EThere is nothing worse than ignorance,” says Carsten Gehrig from the Frankfurt AIDS Federation. The head of the department for psychosocial affairs and prevention explains in the first sentence why new HIV infections are still being reported today, more than 40 years after the disease first appeared in a person. On the one hand, this is due to the ignorance of a few who carry the virus without suspecting it. On the other hand, the ignorance of many who do not know enough about infection routes or prevention options. According to Gehrig, sometimes both cases apply to people. On the other hand, only active educational work can help, he says. A task to which the Frankfurt Aids-Hilfe has dedicated itself since it was founded in 1985. Since then, a lot has happened. In the meantime, AIDS has become normal as part of the gay present. But the boundaries have softened, sexual life in society has changed.
In the past year in Great Britain, for the first time, the group of heterosexuals was most affected by a new HIV infection. In Germany, too, infections among those affected who do not belong to the known risk group “MSM” are increasing. The abbreviation MSM stands for “men who have sex with men”. A shift that can also be seen in a reorientation of the educational work: Whereas in the 1980s and 1990s the HIV protection measures were aimed primarily at homosexuals, the AIDS help is now expanding its prevention mandate far beyond the “classic risk group”.
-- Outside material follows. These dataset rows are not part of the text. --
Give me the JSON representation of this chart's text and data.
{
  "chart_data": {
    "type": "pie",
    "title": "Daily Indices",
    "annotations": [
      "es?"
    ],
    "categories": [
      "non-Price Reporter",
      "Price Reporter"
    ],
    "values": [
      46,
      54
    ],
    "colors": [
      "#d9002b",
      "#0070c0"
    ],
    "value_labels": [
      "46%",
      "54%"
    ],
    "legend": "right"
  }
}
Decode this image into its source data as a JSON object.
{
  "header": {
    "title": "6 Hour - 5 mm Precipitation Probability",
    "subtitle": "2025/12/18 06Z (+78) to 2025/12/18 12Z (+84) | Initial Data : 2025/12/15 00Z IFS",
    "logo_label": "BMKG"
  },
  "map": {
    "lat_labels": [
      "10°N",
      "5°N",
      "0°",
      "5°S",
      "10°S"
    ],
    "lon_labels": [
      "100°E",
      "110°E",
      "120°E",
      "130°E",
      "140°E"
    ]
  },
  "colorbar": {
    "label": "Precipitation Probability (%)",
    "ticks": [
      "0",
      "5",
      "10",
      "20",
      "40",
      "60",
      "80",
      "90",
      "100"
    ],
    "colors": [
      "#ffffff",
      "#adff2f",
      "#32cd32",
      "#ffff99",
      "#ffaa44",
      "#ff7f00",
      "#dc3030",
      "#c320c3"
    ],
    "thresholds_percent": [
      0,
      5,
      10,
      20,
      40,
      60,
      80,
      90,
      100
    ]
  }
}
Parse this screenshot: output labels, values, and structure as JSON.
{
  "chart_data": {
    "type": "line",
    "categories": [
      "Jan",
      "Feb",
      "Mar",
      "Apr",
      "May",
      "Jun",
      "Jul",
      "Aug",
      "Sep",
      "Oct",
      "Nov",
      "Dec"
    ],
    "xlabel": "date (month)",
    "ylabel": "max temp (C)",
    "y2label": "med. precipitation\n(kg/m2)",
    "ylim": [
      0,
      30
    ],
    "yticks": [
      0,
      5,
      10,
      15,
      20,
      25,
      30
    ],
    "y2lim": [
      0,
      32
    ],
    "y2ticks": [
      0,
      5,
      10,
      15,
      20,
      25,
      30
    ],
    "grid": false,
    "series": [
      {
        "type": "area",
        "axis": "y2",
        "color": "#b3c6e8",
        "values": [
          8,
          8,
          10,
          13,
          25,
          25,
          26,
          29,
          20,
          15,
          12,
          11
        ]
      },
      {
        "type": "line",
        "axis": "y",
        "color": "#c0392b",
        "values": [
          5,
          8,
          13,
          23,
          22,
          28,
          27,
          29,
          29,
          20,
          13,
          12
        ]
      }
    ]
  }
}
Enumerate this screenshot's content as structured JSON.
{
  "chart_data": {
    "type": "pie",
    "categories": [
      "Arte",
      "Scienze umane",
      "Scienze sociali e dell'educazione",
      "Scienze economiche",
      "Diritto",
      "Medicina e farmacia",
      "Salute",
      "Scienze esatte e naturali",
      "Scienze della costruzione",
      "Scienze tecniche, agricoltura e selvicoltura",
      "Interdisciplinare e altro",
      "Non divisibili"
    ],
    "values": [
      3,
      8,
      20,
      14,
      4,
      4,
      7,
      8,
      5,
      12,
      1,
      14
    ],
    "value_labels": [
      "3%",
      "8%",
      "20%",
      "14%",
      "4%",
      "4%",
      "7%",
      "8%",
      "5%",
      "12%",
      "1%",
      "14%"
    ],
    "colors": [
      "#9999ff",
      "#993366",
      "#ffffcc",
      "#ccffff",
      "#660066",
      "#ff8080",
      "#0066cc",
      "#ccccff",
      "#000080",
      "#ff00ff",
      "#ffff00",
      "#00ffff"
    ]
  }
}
Spread of sexually transmitted diseases
Gehrig sees one reason for this development in the fact that, even in heterosexual contexts, changing sex partners are becoming more popular and accessible thanks to dating apps. But the fleeting sex is not the problem. Especially in the case of heterosexuals, the lack of information accelerates the further spread of sexually transmitted diseases. “Again and again we observe that many heterosexuals deal with casual sex in a supposedly naïve way. They think AIDS cannot affect them,” states Gehrig, who has worked for the AIDS organization for eight years. Any sexually active person can become infected with a sexually transmitted disease and thus also with HIV. “You can’t absolve yourself of this disease just because you’re heterosexual,” warns Gehrig.
It seems as if the deadly disease has lost its horror. It is true that the regular intake of medication now enables those affected to live with the virus without serious restrictions. However, if no treatment is given, an outbreak of infection can still severely damage the immune system and lead to death.
A fact that today seems to have largely disappeared from people’s consciousness, as Gehrig observes. It is all the more difficult to find new approaches in active educational work. “By the end of the nineties, people couldn’t hear about the condoms anymore,” he says. While the condom remains the mainstay of protection against HIV and other sexually transmitted infections, especially in cases of unknowing transmission, medical advances mean there are more ways to protect yourself from the virus today.